4

I get this error message every now and then making the Job very unreliable.

On deeper evaluation, and continuous logging, I see the following error:

2021-09-02 10:38:19,810 ERROR [main] glue.ProcessLauncher (Logging.scala:logError(70)): Unknown error from Python: Error Traceback is not available.

The above error also does not mention where the issue lies. I am running Glue 2.0 with Python 3 with worker type G.1X. The data being pulled is only 100,000 rows, so this should not be a memory issue at all.

The AWS page is very unhelpful with the error.

The AWS Glue job fails with the error "Command failed with exit code 10"
Check the CloudWatch logs for the job to find errors related to executors. This error usually occurs during the shuffle stage of Spark. 
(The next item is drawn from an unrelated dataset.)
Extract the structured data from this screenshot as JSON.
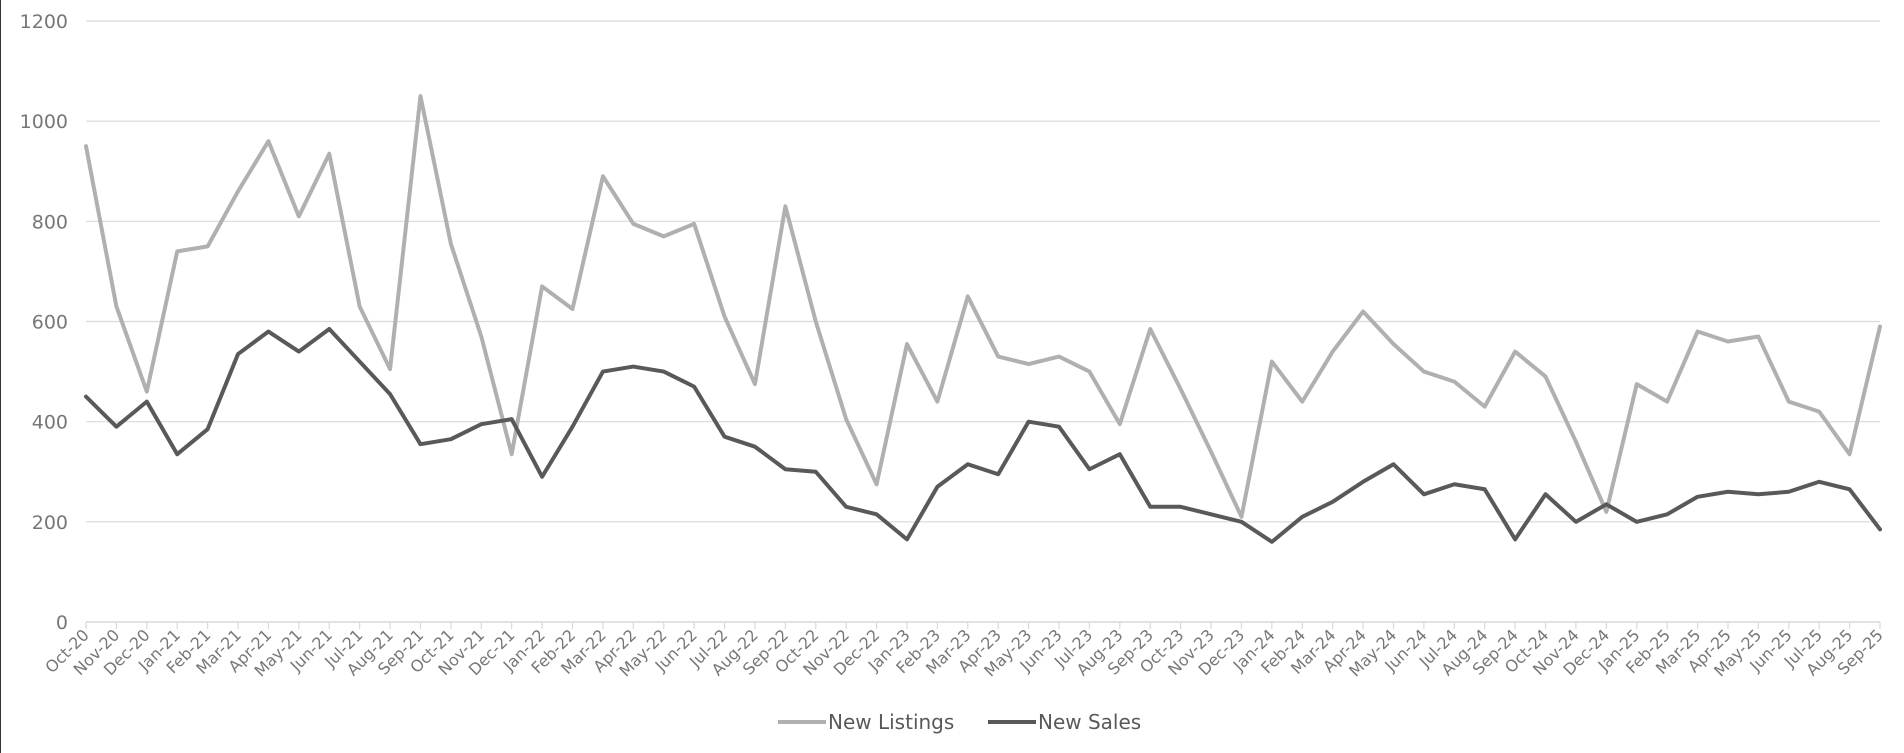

Where is the script failing?

Ankit Goel
  • 360
  • 1
  • 5
  • 18
  • My suggestion would be to enable the spark ui on your job. That way you can visualize better metrics on how your executors are behaving. More on how you can configure this can be found here: https://docs.aws.amazon.com/glue/latest/dg/monitor-spark-ui-jobs.html. Alternatively if you have support, raise a ticket with aws support and supply your job run ID. – Eman Sep 02 '21 at 19:47

2 Answers2

0

This AWS Glue error occurs in AWS Glue versions 3.0 or 4.0. This error occurs when you're using the AWS Glue security configuration, but the S3 bucket policy denies the non-encrypted se:putObject.

To resolve this issue, run job.init() at the beginning of the script to bring the AWS Glue security configuration into effect. If you start the Spark session before job.init(), then the Spark security configuration properties are overridden, and the error occurs.

Abdul Haseeb
  • 442
  • 4
  • 22
0

I had job.init() in my code already.

For me, the exit code 10 error was fixed after destroying the job and redeploying it. It might not work for you, but it's worth a shot!
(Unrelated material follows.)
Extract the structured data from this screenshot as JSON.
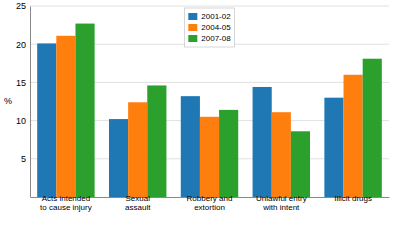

We use terraform, so this was easy. If you are just using the console, try deploying a new job with the same code and settings to see if it'll work.

It's a pretty ambiguous error code without a clear answer. But it seems to be a glue configuration error preventing the code from running. For me, it wouldn't even send a print("hello world") to cloudwatch logs until I recreated the job.